Cambodia’s GDP is a respectable 7.2% annualized, down from its peak of 13.4% just before the financial crisis of 2007–08. Now the climb is on again, but this time with a high watermark in the rearview mirror and an even brighter future lying ahead.
So why can’t the CSX pull itself together?
One obvious answer is corporate transparency. In order for a market to function properly (or at least appear to function properly), there needs to be some sort of transparency so speculators and shareholders can have a chance to try to filter out reality from the noise. Obviously, not all markets and exchanges are created equal, but at a very basic level participants have a chance for price discovery. If transparency is kept at a minimum, price discovery becomes impossible, and participants become scarce.
Transparency is a noticeably key ingredient, but if a country’s corporate and business culture has never successfully operated outside the private sector, and is under the impression that public disclosure might be detrimental, where’s the incentive to go public?
This transparency issue is much greater than, say, a private company opening its books. Imagine what you do and how you prepare when you’re trying to sell your home. How many potential buyers would you get if you took pictures and held open-house when your house was at peak messiness/disorder? This is not too dissimilar to what’s happening with companies there, and poor corporate governance is obviously to blame.
To be fair, transparency needs to be encouraged, not demanded. Encouragement needs to be incentivized. The government of Cambodia needs to create a positive environment for the market place to thrive, and the only way this can be accomplished is by stepping back, cutting taxes (or creating progressive ones0, and regulating less rather than more.
Additionally, foreign investment needs to be allowed to broaden and thrive. Great market places like the United States, the United Kingdom, Japan, and China did not become wildly successful by shunning foreigners and their investment capital… quite the opposite. The United States became a great market and economy because it embraced foreigners and their capital. Even after the American Revolutionary War, the United States relied heavily on the continuation of foreign investment even from its “enemy” Britain. The two nations might have been bitter enemies on the battlefield, but when the fighting stopped it was more like brothers-in-arms at the business table.
Setting up a stock exchange is complex and difficult, sure… but it is not impossible. Especially if you have experienced partners. This leads one to question, where is KRX’s leadership in all of this? Three years with only two listed companies is not something to be proud of… even war-ravaged Iraq boasts more than this.
There’s no time like the present for the Cambodian government and CSX to pay serious attention to these issues.
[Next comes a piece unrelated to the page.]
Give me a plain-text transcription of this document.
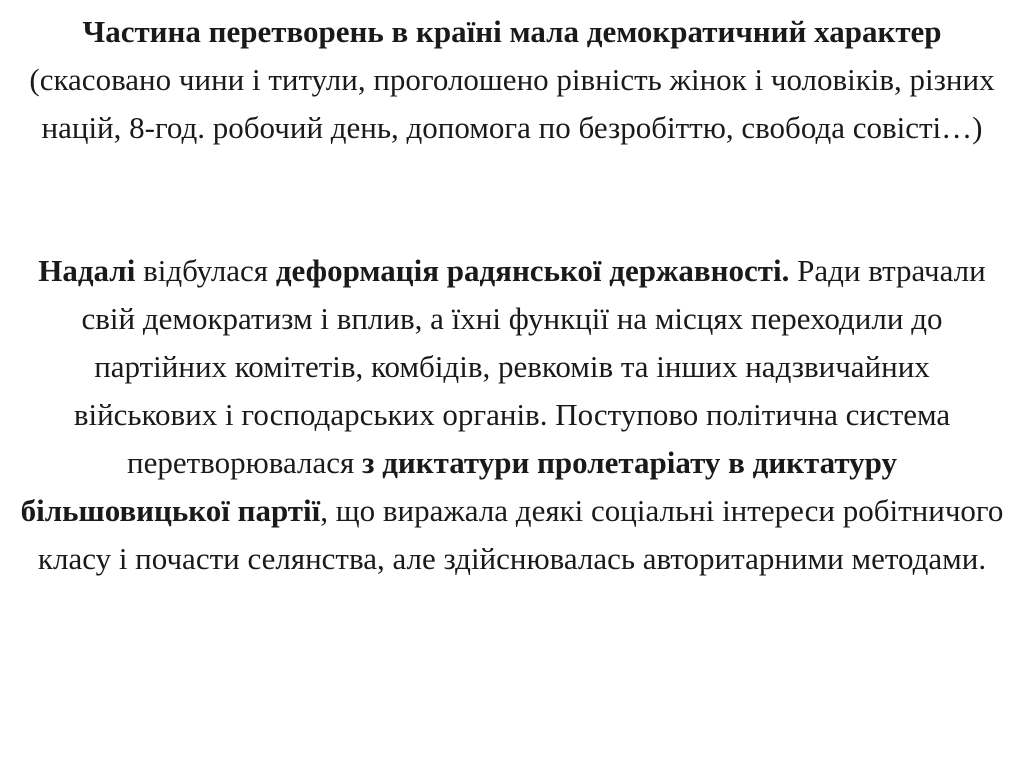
Частина перетворень в країні мала демократичний характер (скасовано чини і титули, проголошено рівність жінок і чоловіків, різних націй, 8-год. робочий день, допомога по безробіттю, свобода совісті…)

Надалі відбулася деформація радянської державності. Ради втрачали свій демократизм і вплив, а їхні функції на місцях переходили до партійних комітетів, комбідів, ревкомів та інших надзвичайних військових і господарських органів. Поступово політична система перетворювалася з диктатури пролетаріату в диктатуру більшовицької партії, що виражала деякі соціальні інтереси робітничого класу і почасти селянства, але здійснювалась авторитарними методами.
The Association of Southeast Asian Nations (ASEAN) is scheduled to organize a unified market at the end of 2015, and it’s abundantly clear that it’s time to turn this ship’s sails with the wind and take advantage of all the potential downstream.
The pressure is on, and not just for Cambodia either. Laos’ Lao Securities Exchange (LSX) is under similar duress to get their act together. Coincidentally, Myanmar is aiming for frontier market status, too, and has tapped the Tokyo Stock Exchange (TSE) for guidance. It will be interesting to see how the Japanese fare compared to the Koreans. Something tells me that a rivalry in Southeast Asia is brewing… and it has more to do with Eastern Asia than anywhere else.